After being educated at private schools and in the Applied Sciences Department of King's College, London, he was apprenticed to Messrs. G. and J. Rennie, Marine Engineers.

On the expiration of his pupilage he was appointed Manager of the Shipbuilding and Engineering Works of Messrs. Hoby at Renfrew.

In 1854 Mr. Winter came to London and took an office in Moorgate Street, where he practised for many years as a Consulting Marine Engineer.

Three years later he was placed on a Commission, in company with Major Crawford (Indian Engineers) and Commander Balfour (Indian Navy), appointed by the East India Company to visit the rivers Danube and Rhone with a view to obtaining a conclusive opinion as to the description of boat best adapted for the rivers of India. The chief difficulty to overcome in India was the shallowness of the rivers and their swift current in parts.

After the report of the Cornmission issued by the East India Company in 1858, Mr. Winter was appointed to design a suitable boat for the Indus. She was considered of very ingenious design and was a great success, the peculiarity over earlier river-boats being her great length and shallow draught.

For several years Mr. Winter was employed very fully in the construction of large boats, but failing health, due to malaria contracted while on the Continent, prevented his continuing that occupation.
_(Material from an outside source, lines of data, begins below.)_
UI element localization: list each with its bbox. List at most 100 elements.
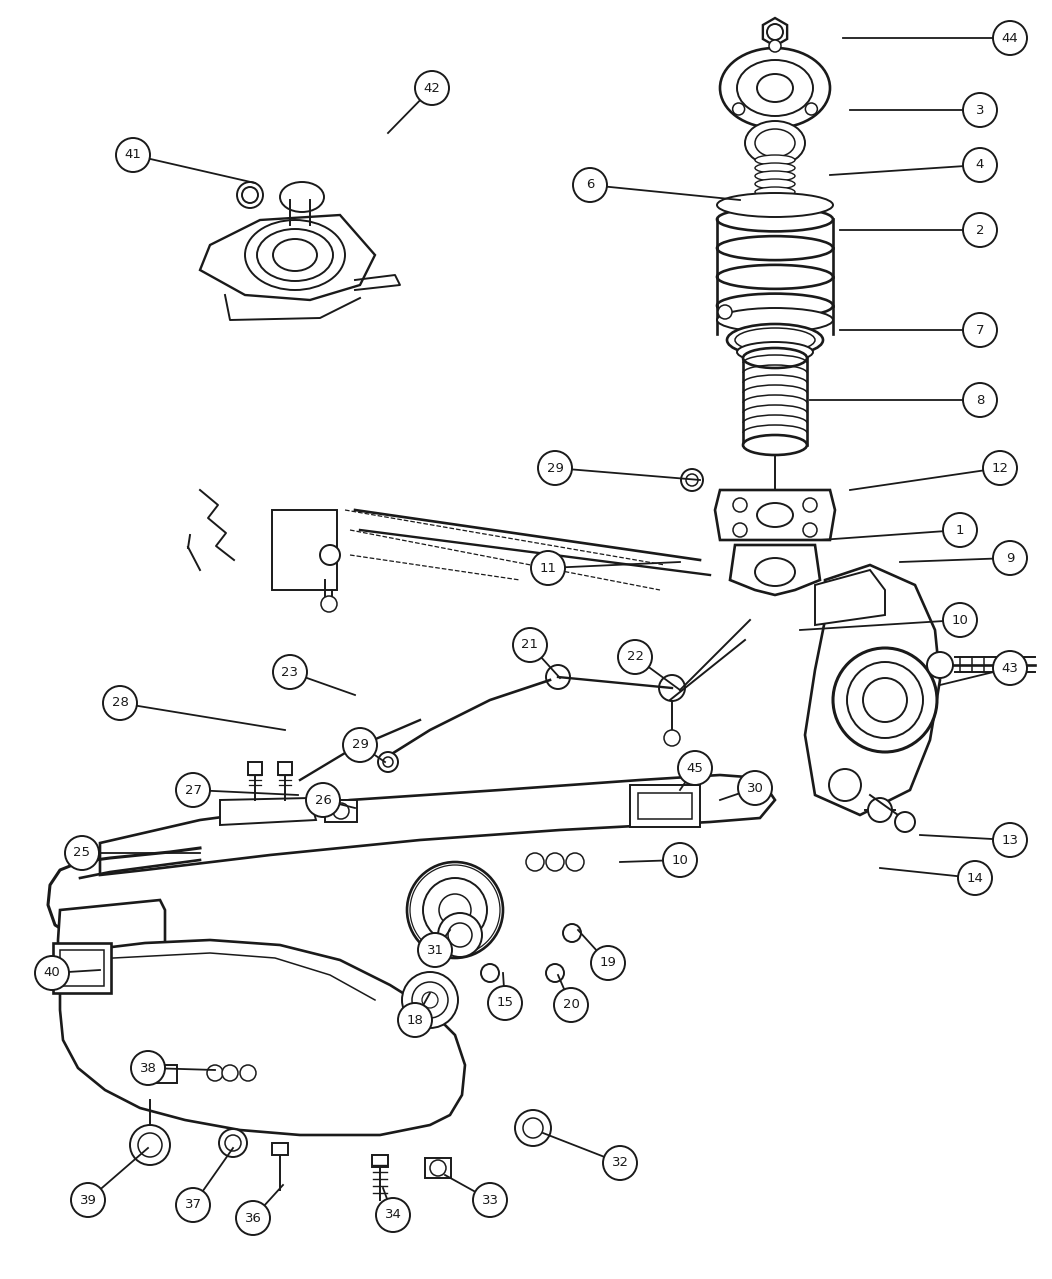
Text: 42: 42 xyxy=(424,82,441,95)
Bar xyxy=(272,1143,288,1155)
Text: 32: 32 xyxy=(611,1156,628,1169)
Ellipse shape xyxy=(735,327,815,352)
Ellipse shape xyxy=(546,964,564,982)
Circle shape xyxy=(488,986,522,1019)
Ellipse shape xyxy=(829,769,861,801)
Circle shape xyxy=(35,955,69,990)
Circle shape xyxy=(963,382,997,417)
Circle shape xyxy=(132,1051,165,1085)
Text: 19: 19 xyxy=(600,957,616,969)
Circle shape xyxy=(663,843,697,877)
Ellipse shape xyxy=(523,1118,543,1138)
Text: 14: 14 xyxy=(967,871,984,885)
Text: 27: 27 xyxy=(184,784,202,797)
Ellipse shape xyxy=(833,648,937,752)
Ellipse shape xyxy=(566,853,584,871)
Circle shape xyxy=(591,946,625,980)
Bar xyxy=(425,1157,451,1178)
Text: 37: 37 xyxy=(184,1198,202,1211)
Circle shape xyxy=(70,1183,105,1218)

In 1862 he designed a building for new steam- saw and planing mills for Messrs. Bayly and Fox at Plymouth.

Mr. Winter retired from business in 1880. He had lived partly at Brighton and partly at Denmark Hill till 1864, when he removed to Caterham, Surrey. There he spent his leisure mostly in his garden. He undertook various posts in the parish, being overseer for many years, and a member of the School Board from its commencement for twenty-four years, part of which time he served as Chairman. He died on the 15th October, 1902. Mr. Winter was at all times ready to render assistance to members of the profession in need of aid, and to give advice and help wherever possible.

He married in 1852 the only daughter of the Rev. James Hoby of Birmingham.

He was elected a Member of the Institution on the 1st February, 1859.